Health column: Gluten-free is more than a fad
Gluten is a protein found in wheat, rye and barley. It is commonly found in processed foods, salad dressings, pastas and breads. Grains such as rice, quinoa, buckwheat and millet are naturally gluten-free.
Foods that are marketed as “gluten free” used to be something only found in natural food stores such as Whole Foods and Vitamin Cottage. Now, there are whole sections in large chain grocery stores dedicated to gluten-free foods, and the product lines keep expanding.
For whom is this food marketed and why does it continue to grow? People diagnosed with celiac disease follow a strict gluten-free diet because consuming gluten initiates an immune-mediated “attack” on the small intestines.
Celiac disease affects about 1 percent of the population. Wheat allergies are associated with an allergic reaction to wheat protein and affects about 0.5 percent of the population. Yet more and more people without either of these conditions are adhering to a gluten-free diet because they say it allows them to feel better. There are books (“Wheat Belly,” “Gutbliss,” etc) that discuss how gluten affects digestive health. Now there is growing evidence that a gluten-free diet may be beneficial to more of the population than previously thought.
Non-celiac gluten sensitivity (NCGS) is a newer term in medicine. It is used to describe individuals without celiac disease or a wheat allergy who have gastrointestinal (bloating, abdominal pain, diarrhea, constipation) or extraintestinal (fatigue, “foggy thinking,” headache, joint and muscle pain, depression) symptoms after consuming gluten.
Symptoms often occur within hours of gluten consumption. Symptoms improve within six months of eliminating gluten from the diet and recur if gluten is reintroduced.
Unlike celiac disease and wheat allergies, there are currently no diagnostic tests for NCGS. There are limited studies on the prevalence of NCGS, but estimates are that 6-10 percent of the population may have a gluten sensitivity.
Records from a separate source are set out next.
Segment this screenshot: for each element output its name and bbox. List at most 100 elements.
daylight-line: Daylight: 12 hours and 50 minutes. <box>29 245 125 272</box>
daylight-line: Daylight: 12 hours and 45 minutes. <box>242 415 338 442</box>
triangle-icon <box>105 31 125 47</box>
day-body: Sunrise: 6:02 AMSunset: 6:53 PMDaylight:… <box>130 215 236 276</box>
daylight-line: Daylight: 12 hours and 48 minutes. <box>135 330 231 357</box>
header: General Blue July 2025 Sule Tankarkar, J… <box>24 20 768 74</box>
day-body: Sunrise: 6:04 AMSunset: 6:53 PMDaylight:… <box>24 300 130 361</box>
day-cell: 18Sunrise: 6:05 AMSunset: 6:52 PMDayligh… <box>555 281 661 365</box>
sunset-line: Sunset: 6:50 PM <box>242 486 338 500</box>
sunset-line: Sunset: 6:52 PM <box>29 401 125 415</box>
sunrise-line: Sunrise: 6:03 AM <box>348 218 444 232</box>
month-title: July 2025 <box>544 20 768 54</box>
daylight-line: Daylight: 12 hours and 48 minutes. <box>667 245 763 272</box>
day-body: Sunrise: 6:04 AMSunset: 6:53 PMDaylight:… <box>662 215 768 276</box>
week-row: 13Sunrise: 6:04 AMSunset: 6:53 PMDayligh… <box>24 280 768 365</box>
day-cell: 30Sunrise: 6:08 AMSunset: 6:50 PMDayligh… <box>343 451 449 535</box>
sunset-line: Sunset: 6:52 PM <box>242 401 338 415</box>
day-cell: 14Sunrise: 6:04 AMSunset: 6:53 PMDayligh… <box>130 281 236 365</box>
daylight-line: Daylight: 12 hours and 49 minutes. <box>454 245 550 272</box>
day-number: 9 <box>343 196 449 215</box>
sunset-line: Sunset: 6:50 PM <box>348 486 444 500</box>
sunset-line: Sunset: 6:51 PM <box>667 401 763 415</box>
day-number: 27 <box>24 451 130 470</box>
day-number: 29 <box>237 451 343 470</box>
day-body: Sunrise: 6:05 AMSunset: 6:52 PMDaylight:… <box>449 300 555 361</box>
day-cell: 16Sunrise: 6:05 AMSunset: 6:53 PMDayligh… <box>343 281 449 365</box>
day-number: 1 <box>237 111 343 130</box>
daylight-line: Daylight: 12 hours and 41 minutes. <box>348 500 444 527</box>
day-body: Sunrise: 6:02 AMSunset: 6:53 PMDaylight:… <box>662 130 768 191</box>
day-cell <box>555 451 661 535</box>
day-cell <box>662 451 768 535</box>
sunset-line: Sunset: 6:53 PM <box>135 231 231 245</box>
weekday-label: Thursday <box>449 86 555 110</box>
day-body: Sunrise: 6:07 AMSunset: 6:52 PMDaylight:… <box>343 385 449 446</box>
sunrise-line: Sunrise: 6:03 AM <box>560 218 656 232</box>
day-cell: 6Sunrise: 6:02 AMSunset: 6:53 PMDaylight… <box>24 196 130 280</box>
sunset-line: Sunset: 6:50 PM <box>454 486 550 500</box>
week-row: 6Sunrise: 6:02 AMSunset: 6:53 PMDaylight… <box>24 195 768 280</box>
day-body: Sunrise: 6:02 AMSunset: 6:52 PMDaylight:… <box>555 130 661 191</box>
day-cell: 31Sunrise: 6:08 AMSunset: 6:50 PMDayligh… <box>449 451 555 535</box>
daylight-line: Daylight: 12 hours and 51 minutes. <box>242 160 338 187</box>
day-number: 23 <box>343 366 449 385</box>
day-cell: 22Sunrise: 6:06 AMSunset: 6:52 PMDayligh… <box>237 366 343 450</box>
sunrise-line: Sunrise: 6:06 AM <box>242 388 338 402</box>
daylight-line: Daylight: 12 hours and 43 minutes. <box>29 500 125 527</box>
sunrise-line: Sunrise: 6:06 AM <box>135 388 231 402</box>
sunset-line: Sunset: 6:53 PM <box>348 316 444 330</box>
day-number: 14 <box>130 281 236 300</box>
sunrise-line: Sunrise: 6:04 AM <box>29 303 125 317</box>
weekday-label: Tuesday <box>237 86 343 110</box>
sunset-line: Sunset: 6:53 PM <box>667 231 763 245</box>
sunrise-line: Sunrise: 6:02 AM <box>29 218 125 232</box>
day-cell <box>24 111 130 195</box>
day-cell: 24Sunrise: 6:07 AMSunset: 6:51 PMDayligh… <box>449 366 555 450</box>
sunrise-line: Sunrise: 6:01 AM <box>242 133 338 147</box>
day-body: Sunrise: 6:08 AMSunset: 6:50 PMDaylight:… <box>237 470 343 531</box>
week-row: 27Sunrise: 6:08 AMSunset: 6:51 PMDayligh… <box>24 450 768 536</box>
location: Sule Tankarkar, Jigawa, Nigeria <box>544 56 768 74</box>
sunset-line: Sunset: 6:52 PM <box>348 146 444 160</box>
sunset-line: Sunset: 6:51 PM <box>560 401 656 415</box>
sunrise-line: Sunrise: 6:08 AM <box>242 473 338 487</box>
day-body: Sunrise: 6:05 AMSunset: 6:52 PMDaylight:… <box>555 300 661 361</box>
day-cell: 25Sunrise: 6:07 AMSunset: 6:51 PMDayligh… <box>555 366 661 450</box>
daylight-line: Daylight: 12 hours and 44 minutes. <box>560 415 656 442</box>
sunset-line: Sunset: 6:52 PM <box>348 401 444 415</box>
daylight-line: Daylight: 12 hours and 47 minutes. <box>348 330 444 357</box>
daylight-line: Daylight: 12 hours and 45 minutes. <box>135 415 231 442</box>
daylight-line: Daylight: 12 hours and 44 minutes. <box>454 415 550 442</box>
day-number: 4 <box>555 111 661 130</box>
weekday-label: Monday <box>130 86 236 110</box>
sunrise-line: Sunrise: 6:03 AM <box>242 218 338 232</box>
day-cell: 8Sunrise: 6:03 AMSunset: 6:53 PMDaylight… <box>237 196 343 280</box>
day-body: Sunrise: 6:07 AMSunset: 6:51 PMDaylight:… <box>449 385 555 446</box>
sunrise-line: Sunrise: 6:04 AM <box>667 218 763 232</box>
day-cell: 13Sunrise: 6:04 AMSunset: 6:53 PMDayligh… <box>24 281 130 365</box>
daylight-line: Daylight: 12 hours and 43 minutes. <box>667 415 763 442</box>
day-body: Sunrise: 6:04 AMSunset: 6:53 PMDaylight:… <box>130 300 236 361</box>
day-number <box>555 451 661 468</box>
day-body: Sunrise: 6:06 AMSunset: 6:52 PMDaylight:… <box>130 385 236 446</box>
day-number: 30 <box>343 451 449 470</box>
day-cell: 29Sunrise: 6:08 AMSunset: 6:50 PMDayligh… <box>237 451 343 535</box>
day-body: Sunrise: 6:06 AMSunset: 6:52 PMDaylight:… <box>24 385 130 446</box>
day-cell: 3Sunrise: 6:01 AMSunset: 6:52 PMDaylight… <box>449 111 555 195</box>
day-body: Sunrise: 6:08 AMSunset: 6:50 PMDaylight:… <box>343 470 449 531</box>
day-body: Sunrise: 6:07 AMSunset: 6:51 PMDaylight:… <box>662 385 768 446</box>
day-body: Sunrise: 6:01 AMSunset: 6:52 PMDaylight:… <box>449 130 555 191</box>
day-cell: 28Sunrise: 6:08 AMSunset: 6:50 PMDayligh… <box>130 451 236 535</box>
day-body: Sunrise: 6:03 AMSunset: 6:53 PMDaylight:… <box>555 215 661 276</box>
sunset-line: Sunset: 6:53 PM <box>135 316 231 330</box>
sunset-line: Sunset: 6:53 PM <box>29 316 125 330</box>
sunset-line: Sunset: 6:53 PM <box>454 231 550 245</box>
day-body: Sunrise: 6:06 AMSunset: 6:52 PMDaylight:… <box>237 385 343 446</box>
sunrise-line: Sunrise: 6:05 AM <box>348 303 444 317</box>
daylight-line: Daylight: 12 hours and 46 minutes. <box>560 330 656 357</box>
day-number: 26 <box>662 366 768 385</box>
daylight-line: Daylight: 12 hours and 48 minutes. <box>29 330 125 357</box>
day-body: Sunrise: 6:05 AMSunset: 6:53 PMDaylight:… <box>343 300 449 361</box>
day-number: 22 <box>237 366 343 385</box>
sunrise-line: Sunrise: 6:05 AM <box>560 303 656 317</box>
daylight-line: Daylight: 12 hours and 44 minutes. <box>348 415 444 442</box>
The presentation of NCGS may be similar to that of irritable bowel syndrome, which is a functional bowel disorder. Both NCGS and IBS include symptoms of bloating, abdominal pain and bowel habit irregularities (diarrhea, constipation or both). IBS affects between 16-25 percent of the population. Of this group with IBS, about 30 percent of individuals have an intolerance to gluten (I will discuss IBS and diet in the next article of the “Diet and the Gut” series).
There is new research looking into the effects of gluten on individuals with ADHD, autism, schizophrenia, depression/anxiety and peripheral neuropathy. The hypothesis is that gluten increases the permeability of the intestinal barrier in these individuals, allowing gluten peptides to cross over into the brain and affect neurons. However, there is not yet enough evidence to recommend a GF diet for these diseases.
People with digestive issues often choose to go gluten free to see if it helps. Some people do not notice any changes while others notice a complete resolution of their symptoms. This may be a placebo effect or it may be suggestive of NCGS.
If you think you may have gluten sensitivity, it is a good idea to speak with a gastroenterologist. Some of the tests for celiac disease and wheat allergies may not be conclusive if you are already adhering to a gluten-free diet. Depending on your symptoms, further testing may be needed to evaluate for other diseases in addition to celiac disease.